По правде говоря, он был не единственным человеком на том берегу, кто пребывал в столь не радужном, «магглтонианском» настроении. Ведь морские курорты притягивают к себе не только многочисленных Пьеро, взывающих к нежным амурным чувствам, но и всевозможных проповедников, которые зачастую отдают предпочтение злобному, едкому стилю проповеди. Был среди них один престарелый ревнитель веры, которого невозможно было не заметить – до того истошно он выкрикивал (если не сказать вопил) религиозные пророчества, заглушая даже банджо и кастаньеты. Это был высокий неряшливый старик с шаркающей походкой, одетый в нечто похожее на рыбацкий свитер, что никак не сочеталось с парой очень длинных вислых бакенбард, которые вышли из моды еще во времена средневикторианских денди. Поскольку среди фигляров на том берегу для привлечения к себе внимания было заведено выставлять что-нибудь напоказ, будто приманивая покупателей, старик выставил на обозрение старую, гнилую рыболовную сеть, которую зазывно расстелил на песке, словно то был роскошный ковер из королевского дворца. Правда, время от времени он хватал ее и начинал с устрашающим видом размахивать над головой, как римский гладиатор-ретиарий, готовый разить противника трезубцем, и надо сказать, что выглядел он так, будто, окажись у него под рукой трезубец, он бы действительно пустил его в ход. Ибо лик его был грозен, а все, что он говорил, так или иначе было связано с наказанием. Слушатели его не слышали ничего, кроме угроз, обращенных к телу или душе; настроение старика настолько совпадало с нынешним настроением мистера Магглтона, что во время своих «проповедей» он даже чем-то напоминал ополоумевшего палача, обращающегося к толпе убийц. Мальчишки звали его Стариком Чертогоном, но, помимо сугубо теологических, были у него и другие странности. Например, иногда он забирался под пирс на крестовину из железных балок и забрасывал свою сеть в воду, заявляя, будто живет одной лишь рыбной ловлей, что, впрочем, маловероятно, поскольку никто никогда не видел хоть что-нибудь пойманное им. И все же проходящие мимо туристы часто вздрагивали, услышав вещающий о Божьем суде громоподобный голос, который шел почему-то снизу, из-под пирса, где с железного насеста горящими глазами на них смотрел старый безумец, длинные причудливые бакенбарды которого свисали, точно серые водоросли.

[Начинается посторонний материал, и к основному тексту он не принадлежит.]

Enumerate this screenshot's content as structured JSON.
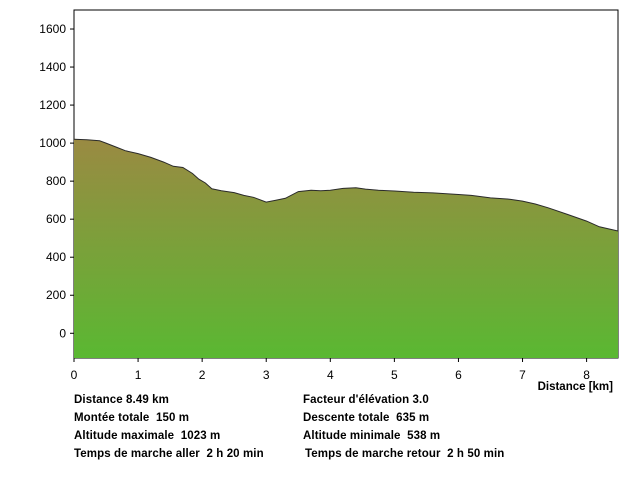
{
  "chart_data": {
    "type": "area",
    "xlabel": "Distance [km]",
    "ylabel": "",
    "xlim": [
      0,
      8.49
    ],
    "ylim": [
      -130,
      1700
    ],
    "x_ticks": [
      0,
      1,
      2,
      3,
      4,
      5,
      6,
      7,
      8
    ],
    "y_ticks": [
      0,
      200,
      400,
      600,
      800,
      1000,
      1200,
      1400,
      1600
    ],
    "grid": false,
    "fill_gradient": {
      "top": "#9a8a42",
      "bottom": "#5ab832"
    },
    "series": [
      {
        "x": [
          0,
          0.2,
          0.4,
          0.5,
          0.65,
          0.8,
          1.0,
          1.2,
          1.4,
          1.55,
          1.7,
          1.85,
          1.95,
          2.05,
          2.15,
          2.3,
          2.5,
          2.65,
          2.8,
          3.0,
          3.15,
          3.3,
          3.5,
          3.7,
          3.85,
          4.0,
          4.2,
          4.4,
          4.55,
          4.75,
          5.0,
          5.3,
          5.6,
          6.0,
          6.2,
          6.5,
          6.8,
          7.0,
          7.2,
          7.4,
          7.7,
          8.0,
          8.2,
          8.49
        ],
        "y": [
          1020,
          1018,
          1012,
          1000,
          980,
          960,
          945,
          925,
          900,
          878,
          872,
          840,
          810,
          790,
          760,
          750,
          740,
          725,
          715,
          690,
          700,
          710,
          745,
          752,
          750,
          752,
          762,
          765,
          758,
          752,
          748,
          742,
          738,
          730,
          725,
          712,
          705,
          695,
          680,
          660,
          625,
          590,
          560,
          538
        ]
      }
    ]
  },
  "stats": {
    "distance": "Distance 8.49 km",
    "elevation_factor": "Facteur d'élévation 3.0",
    "total_ascent": "Montée totale  150 m",
    "total_descent": "Descente totale  635 m",
    "max_altitude": "Altitude maximale  1023 m",
    "min_altitude": "Altitude minimale  538 m",
    "walk_time_out": "Temps de marche aller  2 h 20 min",
    "walk_time_return": "Temps de marche retour  2 h 50 min"
  }
}
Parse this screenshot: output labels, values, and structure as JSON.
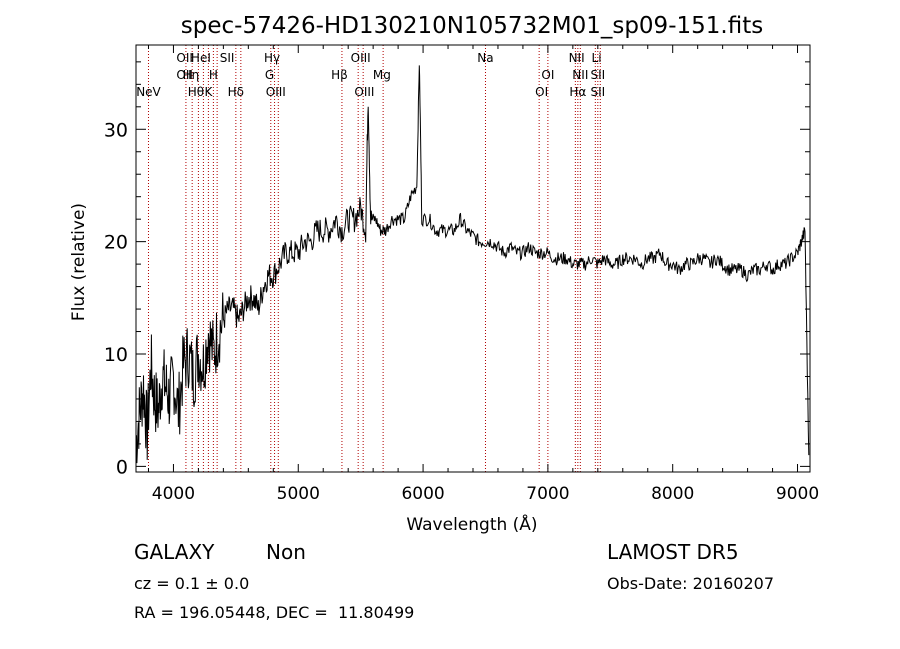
{
  "chart_data": {
    "type": "line",
    "title": "spec-57426-HD130210N105732M01_sp09-151.fits",
    "xlabel": "Wavelength (Å)",
    "ylabel": "Flux (relative)",
    "xlim": [
      3700,
      9100
    ],
    "ylim": [
      -0.5,
      37.5
    ],
    "xticks": [
      "4000",
      "5000",
      "6000",
      "7000",
      "8000",
      "9000"
    ],
    "yticks": [
      "0",
      "10",
      "20",
      "30"
    ],
    "xtick_values": [
      4000,
      5000,
      6000,
      7000,
      8000,
      9000
    ],
    "ytick_values": [
      0,
      10,
      20,
      30
    ],
    "grid": false,
    "series": [
      {
        "x": [
          3700,
          3730,
          3760,
          3790,
          3820,
          3850,
          3880,
          3910,
          3940,
          3970,
          4000,
          4040,
          4080,
          4120,
          4160,
          4200,
          4240,
          4280,
          4320,
          4360,
          4400,
          4440,
          4480,
          4520,
          4560,
          4600,
          4640,
          4680,
          4720,
          4760,
          4800,
          4850,
          4900,
          4950,
          5000,
          5050,
          5100,
          5150,
          5200,
          5250,
          5300,
          5350,
          5400,
          5450,
          5500,
          5540,
          5560,
          5580,
          5620,
          5660,
          5700,
          5750,
          5800,
          5850,
          5900,
          5950,
          5970,
          5990,
          6050,
          6100,
          6150,
          6200,
          6250,
          6300,
          6350,
          6400,
          6450,
          6500,
          6550,
          6600,
          6650,
          6700,
          6750,
          6800,
          6850,
          6900,
          6950,
          7000,
          7050,
          7100,
          7150,
          7200,
          7250,
          7300,
          7350,
          7400,
          7450,
          7500,
          7550,
          7600,
          7650,
          7700,
          7750,
          7800,
          7850,
          7900,
          7950,
          8000,
          8050,
          8100,
          8150,
          8200,
          8250,
          8300,
          8350,
          8400,
          8450,
          8500,
          8550,
          8600,
          8650,
          8700,
          8750,
          8800,
          8850,
          8900,
          8950,
          9000,
          9030,
          9060,
          9090
        ],
        "y": [
          2,
          5,
          7,
          3,
          9,
          6,
          5,
          8,
          7,
          6,
          8,
          5,
          9,
          10,
          8,
          10,
          9,
          12,
          10,
          12,
          13,
          14,
          14,
          13,
          14,
          15,
          15,
          14,
          16,
          17,
          17,
          18,
          19,
          19,
          19,
          20,
          20,
          21,
          21,
          21,
          22,
          21,
          22,
          22,
          23,
          21,
          33,
          22,
          22,
          21,
          21,
          22,
          22,
          22,
          24,
          25,
          36,
          22,
          22,
          21,
          21,
          21,
          21,
          22,
          21,
          20.5,
          20,
          20,
          20,
          19.5,
          19,
          19.5,
          19,
          19,
          19.5,
          19,
          19,
          19,
          18.5,
          18.5,
          18.5,
          18,
          18,
          18,
          18.5,
          18,
          18.5,
          18,
          18,
          18.5,
          18.5,
          18.5,
          18,
          18.5,
          18.5,
          19,
          18,
          18,
          17.5,
          18,
          18,
          18.5,
          18.5,
          18,
          18.5,
          18,
          17.5,
          17.5,
          17.5,
          17,
          17.5,
          17.5,
          18,
          17.5,
          18,
          18,
          18.5,
          19,
          20,
          21,
          1
        ]
      }
    ],
    "line_markers": [
      {
        "label": "NeV",
        "x": 3800,
        "row": 3
      },
      {
        "label": "OII",
        "x": 4090,
        "row": 1
      },
      {
        "label": "OII",
        "x": 4090,
        "row": 2
      },
      {
        "label": "Hη",
        "x": 4140,
        "row": 2
      },
      {
        "label": "Hθ",
        "x": 4180,
        "row": 3
      },
      {
        "label": "HeI",
        "x": 4220,
        "row": 1
      },
      {
        "label": "H",
        "x": 4320,
        "row": 2
      },
      {
        "label": "K",
        "x": 4280,
        "row": 3
      },
      {
        "label": "SII",
        "x": 4430,
        "row": 1
      },
      {
        "label": "Hδ",
        "x": 4500,
        "row": 3
      },
      {
        "label": "Hγ",
        "x": 4790,
        "row": 1
      },
      {
        "label": "G",
        "x": 4770,
        "row": 2
      },
      {
        "label": "OIII",
        "x": 4820,
        "row": 3
      },
      {
        "label": "Hβ",
        "x": 5330,
        "row": 2
      },
      {
        "label": "OIII",
        "x": 5500,
        "row": 1
      },
      {
        "label": "OIII",
        "x": 5530,
        "row": 3
      },
      {
        "label": "Mg",
        "x": 5670,
        "row": 2
      },
      {
        "label": "Na",
        "x": 6500,
        "row": 1
      },
      {
        "label": "OI",
        "x": 7000,
        "row": 2
      },
      {
        "label": "OI",
        "x": 6950,
        "row": 3
      },
      {
        "label": "NII",
        "x": 7230,
        "row": 1
      },
      {
        "label": "NII",
        "x": 7260,
        "row": 2
      },
      {
        "label": "Hα",
        "x": 7240,
        "row": 3
      },
      {
        "label": "Li",
        "x": 7390,
        "row": 1
      },
      {
        "label": "SII",
        "x": 7400,
        "row": 2
      },
      {
        "label": "SII",
        "x": 7400,
        "row": 3
      }
    ],
    "marker_lines_x": [
      3800,
      4100,
      4150,
      4200,
      4240,
      4280,
      4320,
      4350,
      4500,
      4540,
      4780,
      4810,
      4840,
      5350,
      5480,
      5520,
      5680,
      6500,
      6930,
      7000,
      7220,
      7240,
      7260,
      7380,
      7400,
      7420
    ],
    "colors": {
      "spectrum": "#000000",
      "markers": "#b00000",
      "axes": "#000000"
    }
  },
  "info": {
    "object_class": "GALAXY",
    "subclass": "Non",
    "survey": "LAMOST DR5",
    "cz": "cz = 0.1 ± 0.0",
    "obs_date": "Obs-Date: 20160207",
    "coords": "RA = 196.05448, DEC =  11.80499"
  }
}
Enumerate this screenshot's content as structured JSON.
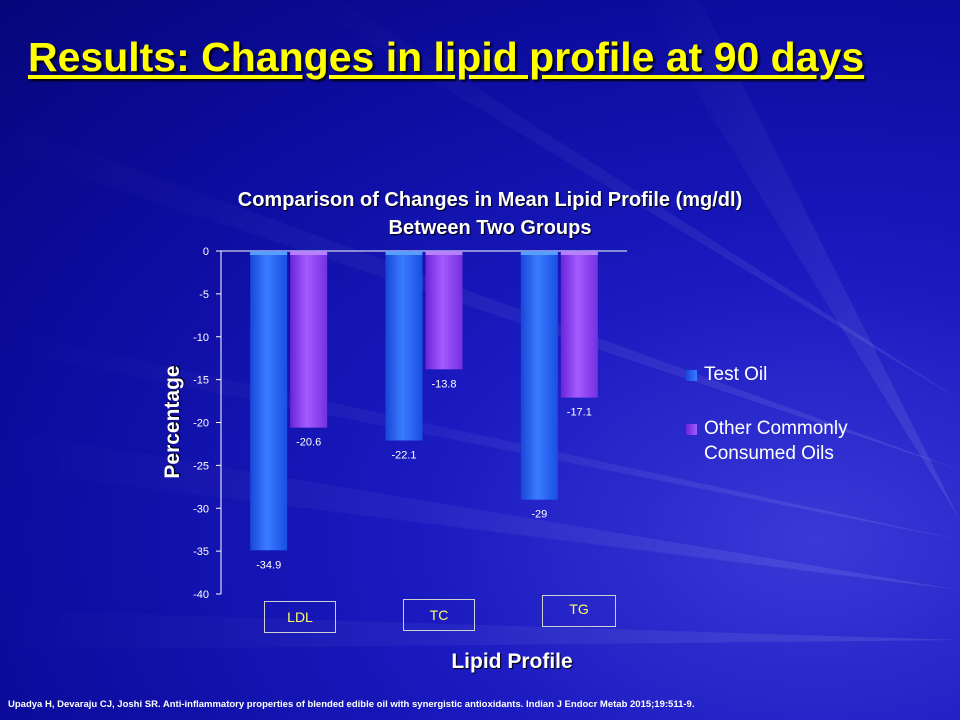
{
  "slide": {
    "title": "Results: Changes in lipid profile at 90 days",
    "citation": "Upadya H, Devaraju CJ, Joshi SR. Anti-inflammatory properties of blended edible oil with synergistic antioxidants. Indian J Endocr Metab 2015;19:511-9."
  },
  "colors": {
    "background": "#0c0c9e",
    "title": "#ffff00",
    "test_oil": "#2266ff",
    "other_oils": "#8a3ef0",
    "category_text": "#ffff66"
  },
  "chart_data": {
    "type": "bar",
    "title": "Comparison of Changes in Mean Lipid Profile (mg/dl) Between Two Groups",
    "title_lines": [
      "Comparison of Changes in Mean Lipid Profile (mg/dl)",
      "Between Two Groups"
    ],
    "xlabel": "Lipid Profile",
    "ylabel": "Percentage",
    "categories": [
      "LDL",
      "TC",
      "TG"
    ],
    "series": [
      {
        "name": "Test Oil",
        "values": [
          -34.9,
          -22.1,
          -29
        ],
        "labels": [
          "-34.9",
          "-22.1",
          "-29"
        ]
      },
      {
        "name": "Other Commonly Consumed Oils",
        "values": [
          -20.6,
          -13.8,
          -17.1
        ],
        "labels": [
          "-20.6",
          "-13.8",
          "-17.1"
        ]
      }
    ],
    "ylim": [
      -40,
      0
    ],
    "yticks": [
      0,
      -5,
      -10,
      -15,
      -20,
      -25,
      -30,
      -35,
      -40
    ],
    "grid": false,
    "legend": "right"
  },
  "legend": {
    "test_oil": "Test Oil",
    "other_line1": "Other Commonly",
    "other_line2": "Consumed Oils"
  }
}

Впрочем, сыщику по большому счету не было дела до Старика Чертогона, чего не скажешь о другом священнике, с которым ему было суждено встретиться в тот день. Чтобы объяснить значение этой второй и гораздо более судьбоносной встречи, нужно упомянуть о том, что Магглтон сразу же после убийства что называется выложил свои карты на стол. Он рассказал все о своей работе полиции и единственному, оказавшемуся рядом представителю Брэма Брюса, покойного миллионера, его оборотистому личному секретарю, некоему мистеру Энтони Тэйлору. Полицейский инспектор проявил больше сочувствия, но результатом их разговора стал совет, который Магглтон меньше всего ожидал услышать от представителя закона. Инспектор, обдумав положение, предложил ему обратиться к его знакомому сыщику-любителю, который как раз находился в городе. Мистеру Магглтону в газетах и романах приходилось читать о великих криминологах, которые сидят в своих библиотеках и точно мыслящие пауки опутывают весь мир паутиной теоретических построений. Он был готов к тому, что его отведут в какой-нибудь уединенный замок, где знаменитый эксперт в пурпурном халате влачит дни в одиночестве, или на какую-нибудь мансарду, где гений курит опиум и решает головоломные ребусы, или в огромную лабораторию, или в старую башню, но, к его удивлению, его привели в самый конец запруженного пляжа, где у пирса невысокий полноватый священник в широкополой шляпе и с улыбкой до ушей прыгал по песку с гурьбой бедных ребятишек, оживленно размахивая очень маленькой деревянной лопаткой.